Can It Really Rain Fish?

Can it Really Rain Fish?

Welcome to the new era in which all of mankind lives under the benevolent rule of our undersea overlords. We are entering a new age in which our ocean-dwelling, scale-covered leaders will administer the scales of justice. Yes, we are referring to the next chapter in humanity: Ichthyarchy, or, more commonly known as, “The Reign of Fish.”

Wait a minute…. Apparently some numbskull got the topic for this article wrong. Unfortunately, we will have to wait until another day to discuss mankind’s glorious future under the coming Reign of Fish. Today’s topic is the somewhat less inspirational but still interesting phenomenon known as the “Rain of Fish.”

No matter where you travel, you will find people who will tell you that the weather in that part of the world is noteworthy. The residents of the central United States speak of the risks of living in Tornado Alley. Those in Southeast Asia can tell you stories about the monsoon season. If you visit the Honduran city of Yoro, you will hear about their own weather peculiarity: the annual Lluvia de Peces (“Rain of Fish”). At least once and sometimes twice each year, torrential rains dump small silver fish throughout the city.

The bizarre weather phenomenon has been reported for over 200 years. In May or June each year, the residents of Yoro run for cover as a massive storm sends torrential rain. When it passes, people come out of their homes to find the streets filled with the small, flopping fish.

Known as “animal rain,” this type of peculiar weather phenomenon has been reported for centuries. In the 1880s, for example, residents of Kansas City, Missouri and Dubuque, Iowa were astonished by a shower of frogs. There have been other accounts of storms that deposited birds, snakes, small alligators, and even a “rain of flesh and blood.” In some accounts, the animals fall from the sky alive, while in others they are dead, frozen, or mangled.

The scientific explanation for animal rain is still open for debate. In 1823, explorer and botanist Alexander Von Humbolt linked the 1698 volcanic eruption of Mt. Carihuairazo with an animal rain that covered forty-three square miles of the surrounding area with fish. He speculated that they may have come from an underground lake connected to the volcano.

The cases of “bird rains” are most likely explained by a flock of birds getting overtaken by a sudden storm or strong wind. In these situations, the birds might be pulled to a high enough altitude that they freeze, driven to exhaustion by their inability to land, or battered to death in violent turbulence. Once the wind subsides, they then fall upon the unsuspecting and astonished population below. This could also account for the horrifying stories of flesh and blood rains when the birds are so badly battered that they become unrecognizable.

Watch this excerpt from the BBC program “Supernatural” that discusses the rain of fish phenomenon.

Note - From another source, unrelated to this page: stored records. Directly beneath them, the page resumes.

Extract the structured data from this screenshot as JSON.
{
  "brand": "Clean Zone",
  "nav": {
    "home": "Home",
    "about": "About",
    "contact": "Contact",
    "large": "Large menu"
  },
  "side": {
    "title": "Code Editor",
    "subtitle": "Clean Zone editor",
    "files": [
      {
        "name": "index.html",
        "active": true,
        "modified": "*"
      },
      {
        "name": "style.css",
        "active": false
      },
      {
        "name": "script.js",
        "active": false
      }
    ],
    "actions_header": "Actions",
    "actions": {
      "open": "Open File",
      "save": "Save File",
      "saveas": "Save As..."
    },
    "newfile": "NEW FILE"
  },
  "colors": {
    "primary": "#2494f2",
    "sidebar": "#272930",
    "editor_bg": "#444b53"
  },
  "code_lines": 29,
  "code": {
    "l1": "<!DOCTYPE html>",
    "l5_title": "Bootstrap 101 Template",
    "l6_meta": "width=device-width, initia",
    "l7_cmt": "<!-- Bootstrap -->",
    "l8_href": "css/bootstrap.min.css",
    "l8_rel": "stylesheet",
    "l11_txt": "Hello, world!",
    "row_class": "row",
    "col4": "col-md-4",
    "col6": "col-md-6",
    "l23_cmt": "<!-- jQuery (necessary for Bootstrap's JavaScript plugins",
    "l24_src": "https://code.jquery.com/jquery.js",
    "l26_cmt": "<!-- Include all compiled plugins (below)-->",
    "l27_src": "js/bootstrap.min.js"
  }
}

Another explanation for animal rains — particularly those where no animals were witnessed in mid-fall — is that torrential rains or flash floods force certain animals out of their homes or cause rivers to surge over their banks, depositing animals on the streets. When the storm is over, people see the animals and incorrectly assume they have fallen from the sky.

There are, however, well-documented cases of actual animal rains. In the 1970s, a National Geographic team witnessed the Lluvia de Peces in Yoro, offering credible verification of fish falling from the sky.

The most likely explanation for the Lluvia de Peces is waterspouts. Waterspouts are tornados that form over a body of water. These powerful currents of air have the ability to lift small animals from the water and carry or throw them quite a distance from the place of origin. Since most of the animal rains report aquatic creatures as the unusual precipitation, the waterspout theory seems to make the most sense.

In the case of Yoro’s Lluvia de Peces, the fish are not local to the area. They would have to come as far as 200 km (125 miles) from the Atlantic Ocean.

Another explanation offered by the faithful of Yoro is that the rain of fish is a blessing from God. Father Jose Manuel Subirana (1807-1864) was a Catholic priest who ministered among the Indians in Honduras. During a long prayer session, Subirana asked God to provide food for the hungry. At the end of his prayer, it rained fish. Since 1998, the people of Yoro honor the memory of Father Subirana by holding a festival in his honor.